According to an article in Fox 5 the New York City Skies will be covered by NYPD police drones.
“As the largest municipal police department in the United States, the NYPD must always be willing to leverage the benefits of new and always-improving technology,” Police Commissioner James O’Neill said.
The New York Civil Liberties Union said the NYPD’s drone policy doesn’t do enough to balance public privacy concerns with “legitimate law enforcement needs.”
The Legal Aid Society also came out against the drone program, calling it part of the NYPD’s “unregulated arsenal of surveillance tools.” It warned that it is a dangerous step towards the further militarization of the NYPD.
The city of San Diego also revealed that Qualcomm is working with the FAA to help with first responder drone communications.
DHS and Qualcomm working together on delivery drones; do they really think we are that naive?
So what are the FAA’s integration plans?
The FAA’s plan is spelled out in their first sentence. “The Unmanned Aircraft System (UAS) Integration Pilot Program is an opportunity for state, local, and tribal governments to partner with private sector entities, such as UAS operators or manufacturers, to accelerate safe UAS integration.”

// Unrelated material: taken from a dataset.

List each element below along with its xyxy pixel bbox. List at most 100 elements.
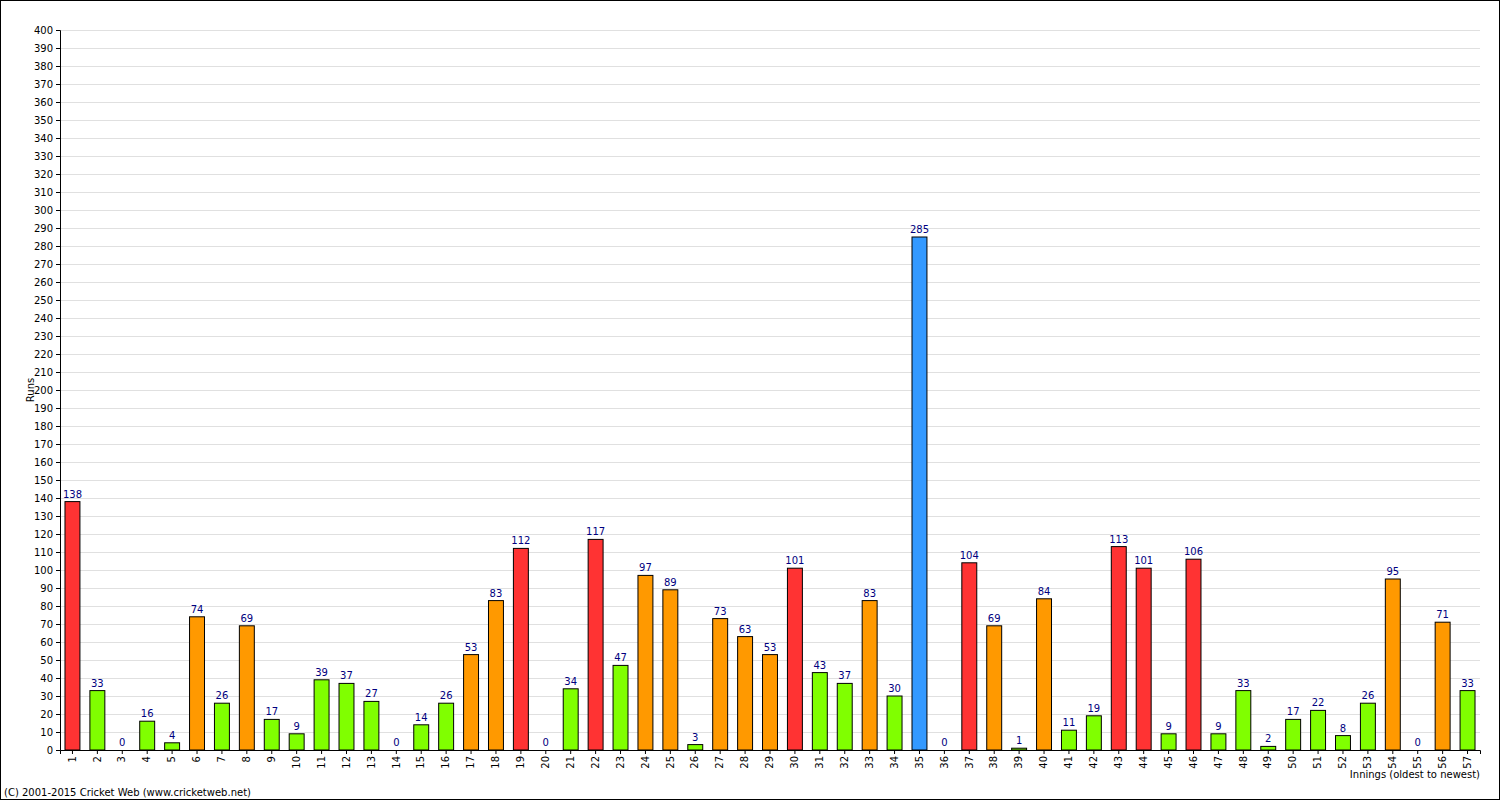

Their integration plan, encourages law enforcement to partner with drone manufacturers to accelerate their usage.
A closer look at the FAA’s “Programs, Partnerships and Opportunities” section revealed that San Diego’s pilot drone program is ideally suited for police surveillance.
“The proposal focuses on border protection and package delivery of food, with a secondary focus on international commerce, Smart City/autonomous vehicle interoperability and surveillance.”
And the Kansas Department of Transportation plans to use GeoFencing drones to spy on the public.
“Operations will use a range of technologies, such as detect and avoid, ADS-B, satellite communications and geo-fencing.”
Another hint that this is really a national police drone surveillance program can be found by looking at Reno, Nevada’s partnership.
The city of Reno claims they are testing a “nationwide scalable model for medical delivery operations.” Last year, I warned everyone that DOT’s like first responders, claimed drones would only be used to respond to emergencies and that proved to be a lie.
The FAA’s, UAS Integration Pilot Program has been carefully worded so as not to cause public outcry. They appear to be following the script laid out in Bloomberg’s role-playing drone workshops that act as though police drones will only be used for emergency response and not surveillance.
The old adage if it looks like a duck (police drone), flies like a duck (drone) then it must be national police surveillance drone program, certainly appears to be the case here. (I took liberties with the old duck phrase.)